Sim, a Jessica tem seu envolvimento com o Luke Cage (Mike Colter), nas mais quentes cenas de sexo do MCU até o momento (é, gente, super-herói também trepa, viu?). E ela também tem lá alguns casos pra resolver, alguns coadjuvantes no meio do caminho pra ajudar e até um letreiro de vidro pra consertar. Mas o que move mesmo a série é essa relação com Kilgrave.

Aliás, eis aí uma grande diferença em relação a Alias, o gibi que deu origem a tudo isso. Lá, o passado da protagonista é algo mais antigo, uma dor que ela ainda sente, só que não vem de uma ferida aberta, mas sim de uma cicatriz. Por isso, nos primeiros arcos, Jessica faz coisas mais habituais pra uma investigadora particular: vai atrás do Rick Jones, se envolve com o preconceito aos mutantes, investiga o desparecimento da mais recente Mulher-Aranha...

É só lá no final que Jessica Jones finalmente cutuca a cicatriz, percebe que ela ainda sangra, e o leitor descobre a doentia manipulação do Homem-Púrpura.

Esse claramente não é o caminho da série. Ainda bem, aliás. O chamado Universo Marvel dos Cinemas ainda é novo, com a Batalha de Nova York recente no imaginário POPULAR. Tudo isso aproximou o passado da Jessica, tornando-o não só recente, mas também algo ainda a ser enfrentado. A série tem nitidamente o espírito da HQ original, sem precisar se transformar numa adaptação literal, espelhada. Além disso, como já falamos aqui no JUDÃO, toda essa construção se tornou oportunidade perfeita pra abordar a questão do abuso.

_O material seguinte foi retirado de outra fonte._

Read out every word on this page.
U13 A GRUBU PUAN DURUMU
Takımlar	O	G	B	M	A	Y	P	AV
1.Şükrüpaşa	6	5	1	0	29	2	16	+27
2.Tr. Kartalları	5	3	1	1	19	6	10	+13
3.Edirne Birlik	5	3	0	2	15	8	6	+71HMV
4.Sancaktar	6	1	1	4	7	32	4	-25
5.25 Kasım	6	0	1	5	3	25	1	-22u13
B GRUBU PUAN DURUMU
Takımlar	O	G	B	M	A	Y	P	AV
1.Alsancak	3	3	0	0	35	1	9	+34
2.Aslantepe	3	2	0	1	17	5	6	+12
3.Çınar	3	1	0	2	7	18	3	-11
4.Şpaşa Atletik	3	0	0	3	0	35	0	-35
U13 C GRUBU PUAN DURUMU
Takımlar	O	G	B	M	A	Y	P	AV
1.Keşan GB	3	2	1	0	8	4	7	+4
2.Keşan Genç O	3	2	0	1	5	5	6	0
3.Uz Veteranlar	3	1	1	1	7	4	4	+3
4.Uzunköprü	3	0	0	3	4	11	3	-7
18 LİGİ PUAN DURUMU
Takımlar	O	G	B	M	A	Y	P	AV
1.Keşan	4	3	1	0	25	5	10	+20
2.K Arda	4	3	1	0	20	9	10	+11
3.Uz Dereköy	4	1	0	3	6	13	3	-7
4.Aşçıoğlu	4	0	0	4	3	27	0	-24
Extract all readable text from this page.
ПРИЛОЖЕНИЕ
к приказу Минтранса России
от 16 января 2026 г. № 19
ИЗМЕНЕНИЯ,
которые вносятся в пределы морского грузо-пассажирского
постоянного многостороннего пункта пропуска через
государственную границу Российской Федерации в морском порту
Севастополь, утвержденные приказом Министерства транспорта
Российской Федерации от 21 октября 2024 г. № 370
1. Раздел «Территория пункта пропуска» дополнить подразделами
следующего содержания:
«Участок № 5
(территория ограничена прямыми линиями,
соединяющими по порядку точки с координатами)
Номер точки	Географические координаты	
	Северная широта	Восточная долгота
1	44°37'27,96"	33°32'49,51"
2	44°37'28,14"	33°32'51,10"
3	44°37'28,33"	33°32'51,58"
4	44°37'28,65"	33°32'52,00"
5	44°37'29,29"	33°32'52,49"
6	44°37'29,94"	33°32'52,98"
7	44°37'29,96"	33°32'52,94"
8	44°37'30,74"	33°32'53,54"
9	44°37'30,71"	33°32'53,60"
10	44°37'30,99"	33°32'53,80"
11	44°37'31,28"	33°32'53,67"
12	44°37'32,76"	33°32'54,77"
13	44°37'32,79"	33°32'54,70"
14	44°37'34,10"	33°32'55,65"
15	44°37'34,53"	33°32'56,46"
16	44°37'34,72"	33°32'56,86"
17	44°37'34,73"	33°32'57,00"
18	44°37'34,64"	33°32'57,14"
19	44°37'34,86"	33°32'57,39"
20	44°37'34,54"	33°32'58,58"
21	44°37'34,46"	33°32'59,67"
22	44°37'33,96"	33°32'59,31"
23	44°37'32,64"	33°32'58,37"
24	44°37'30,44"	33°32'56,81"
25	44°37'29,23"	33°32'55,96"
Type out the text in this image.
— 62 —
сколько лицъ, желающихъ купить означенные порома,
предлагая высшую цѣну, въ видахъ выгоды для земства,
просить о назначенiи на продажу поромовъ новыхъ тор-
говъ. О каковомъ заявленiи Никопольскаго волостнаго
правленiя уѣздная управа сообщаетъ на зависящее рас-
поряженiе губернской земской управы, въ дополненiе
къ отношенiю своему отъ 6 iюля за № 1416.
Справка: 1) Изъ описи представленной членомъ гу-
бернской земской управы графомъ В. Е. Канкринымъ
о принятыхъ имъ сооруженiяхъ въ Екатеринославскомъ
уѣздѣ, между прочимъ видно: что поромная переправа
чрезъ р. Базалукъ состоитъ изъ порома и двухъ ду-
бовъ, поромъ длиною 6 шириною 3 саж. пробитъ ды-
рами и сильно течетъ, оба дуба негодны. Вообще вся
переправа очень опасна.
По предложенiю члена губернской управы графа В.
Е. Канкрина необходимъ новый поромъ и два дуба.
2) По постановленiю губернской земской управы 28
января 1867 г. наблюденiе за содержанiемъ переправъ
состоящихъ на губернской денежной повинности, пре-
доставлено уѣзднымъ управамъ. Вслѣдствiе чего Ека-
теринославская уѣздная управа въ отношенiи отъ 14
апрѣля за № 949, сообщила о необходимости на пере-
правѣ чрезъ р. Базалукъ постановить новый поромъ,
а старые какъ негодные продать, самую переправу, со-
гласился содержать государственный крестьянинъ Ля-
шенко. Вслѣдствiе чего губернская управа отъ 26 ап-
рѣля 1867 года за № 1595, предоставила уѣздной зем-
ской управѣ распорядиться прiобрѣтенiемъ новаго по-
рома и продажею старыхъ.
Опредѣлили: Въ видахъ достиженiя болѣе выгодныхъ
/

Por tudo isso, é impossível não se simpatizar com Jessica Jones. Mais do que qualquer personagem da Marvel em todas essas adaptações que vimos nos últimos anos, ela é humana. Ela erra. Ela falha. Ela cai. Ela levanta. E ainda consegue chutar bundas a rodo mesmo assim. Se o Gavião Arqueiro fizesse com ela metade das graças que fez com a Viúva Negra, já teria umas duas costelas a menos.

Jessica Jones

É impossível não odiar Kilgrave

Por tudo isso, é impossível não odiar Kilgrave. Mais do que qualquer antagonista da Marvel em todas essas adaptações que vimos nos últimos anos, ele é um VILÃO, de verdade. É escroto o suficiente para você desejar que ele morra. E, de preferência, sofrendo um bocado. É alguém que você chama de “desgraçado” com gosto. Por mais fofo que ele seja como Doctor Who, aqui ele não será o “vilão que a gente ama odiar” como o Loki. É algo bem diferente — e humano. Sem que seja necessário se esconder sob alguma pele roxa, que desse pra disfarçar o que ele é, de fato.

Também chama a atenção a Carrie-Anne Moss (a eterna Trinity) no papel de Jeryn Hogarth — um importante advogado nos quadrinhos e que aqui aparece como a principal fonte de trabalho para a Jess. Sim, nos gibis é um cara.

É difícil prever o sucesso da série antes do lançamento – até porque estamos falando de streaming, então não teremos audiência pra ver, números de bilheteria, nem nada disso. Mas em termos de conteúdo, que é o que importa aqui, Jessica Jones tem tudo pra ser a mais surpreendente e fascinante produção da Casa das Ideias até hoje. Mais surpreendente que Guardiões da Galáxia, mais fascinante que Demolidor.

O Demolidor é um cara que aos poucos vai se tornando herói, ainda que de maneira relutante. Jessica Jones é alguém que quis ser heroína, se fodeu e agora quer tocar a vida sem se preocupar com isso. Ou pelo menos tentar.

Essa é a Marvel, que, por necessidade ou inteligência, não para de tirar ótimos coelhos da cartola.